Council solar farms & most council rooftop schemes no longer need to depend on national support
Councils urged to boost renewables on new homes & offices
Top 10 solar investor authorities combined investment tops £80 million
Councils developing ‘subsidy-free’ solar farms today
A new report published by the STA shows how local councils are leading the way on solar by building modern solar homes, developing ‘subsidy-free’ solar farms, master planning ‘smart’ neighbourhoods and using solar to save money and provide stable sources of revenue to fund services. Highlights from the collection of 26 pioneering and proven case studies, which detail financing, include;
- A subsidy-free 7.4MW solar farm with 4MW battery storage by West Sussex Country Council – and other councils such as Hounslow are set to follow. Perth & Kinross Council has just opened a business park connected to a solar farm using a private wire.
- Councils all over the UK, from Bristol to Sheffield, delivering onsite solar in new homes and buildings. Plymouth City Council has developed Bickleigh Down Eco Village, a development of net zero emissions homes, while Milton Keynes is looking to encourage battery storage in new developments.
- Zero interest Salix Finance funding a solar school with help from Calderdale Council and payback in eight years. An ambitious programme for 50 solar schools continues in West Sussex.
- Innovative tendering schemes to beat cost pressures on rooftop solar, by Portsmouth City Council which has installed nearly 5MW of solar over 300 buildings.
- The use of solar thermal to help reduce energy bills for people in social housing off the gas grid by Mid-Devon District Council.
- Tax-free investment from local people in a solar farm developed by Public Power Solutions for Swindon Council.
Local authorities are in a unique position to make the economics of solar projects attractive given exceptional terms of borrowing, long project timescales, secure off-takers for the power generated and easy access to council-owned land and roof space.

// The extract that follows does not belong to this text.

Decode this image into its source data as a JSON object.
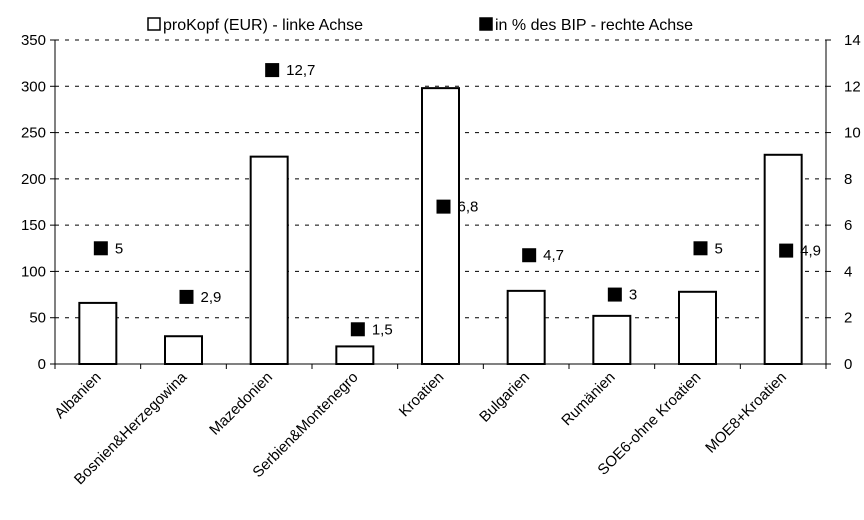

STA Chief Executive Chris Hewett said; “Leadership on solar in the UK today comes from local councils, and increasingly from regional Government. Local people want a stake in clean energy, so they understand the tremendous value of solar and energy storage – both hugely accessible technologies. We’ve been impressed by the level of innovation and political leadership being demonstrated today by some councils. Our message to councils is don’t wait on national Government; there is a lot you can do today with solar and the UK solar industry wants to work with you to help meet your climate, air quality and economic goals.”
The report makes ten recommendations to local authorities to make solar work today. These include higher building standards, use of Salix Finance, going for high volume tenders and larger schemes to improve economics, granting solar business rate relief to state schools and community energy groups and including solar and storage alongside EV strategies.
Analysis by the STA on FOI and BEIS data shows that the top 10 local authorities by investment have collectively invested £80 million in solar. There is striking national variation in the take up of solar power with Peterborough topping the league tables with the highest concentration of solar homes in the UK; 11% of homes in Peterborough have solar, while only 0.1% do in Kensington – a 100-fold difference. STA research suggests proactive local authorities boost solar take-up.
Independent expert modelling commissioned by the STA confirms local authorities can deliver solar schools using zero interest Salix Finance for payback within 8-9 years, without the need for central Government support using a Power Purchase Agreement model & business rate relief. Similarly, the unique advantages of local government means they can develop solar farms in good sites for payback in around 12 years, or less using private wires.
While the most pioneering authorities are investing seriously in solar power and energy storage and masterplanning smart neighbourhood, the report includes several ways to boost solar locally that do not require significant officer time or expenditure. The report concludes with 10 recommendations for local authorities to help boost solar.
Paul Hutchens, Chair of STA’s New Build Working Group said; “There is now a wealth of experience all over the UK showing even very mainstream home builder take better building standards locally in their stride – solar makes it easy. Given the chopping and changing of national policy there has been a lot of confusion about the powers local authorities have to demand higher standards. We hope this report helps to clear that up.”
The STA wants councillors and officers who are interested in boosting solar & storage to get in touch. The STA will be holding regional workshops to help spread best practice and linking councils up through a new Local Authority Leading Lights Network . The STA can also provide advice on technology costs, how to structure cost-effective schemes, and how to safeguard quality in competitive tender processes.
Report author Leonie Greene said; “There is frustration out there that national policy has made it harder to do solar. Our research showed that better national policy is needed to support domestic and community solar and the great ambitions of local government to use solar to tackle fuel poverty. Government should also end the unfair business rate treatment of rooftop solar for self-consumption. But our report shows that many projects can be done today, free of central government, which heralds a new era of sustainable clean energy investment. By making use of the unique powers they have on planning, to access Salix Finance, Local Development Orders and on granting relief from rooftop solar business rates, councils can support the clean energy ambitions of the communities they serve.”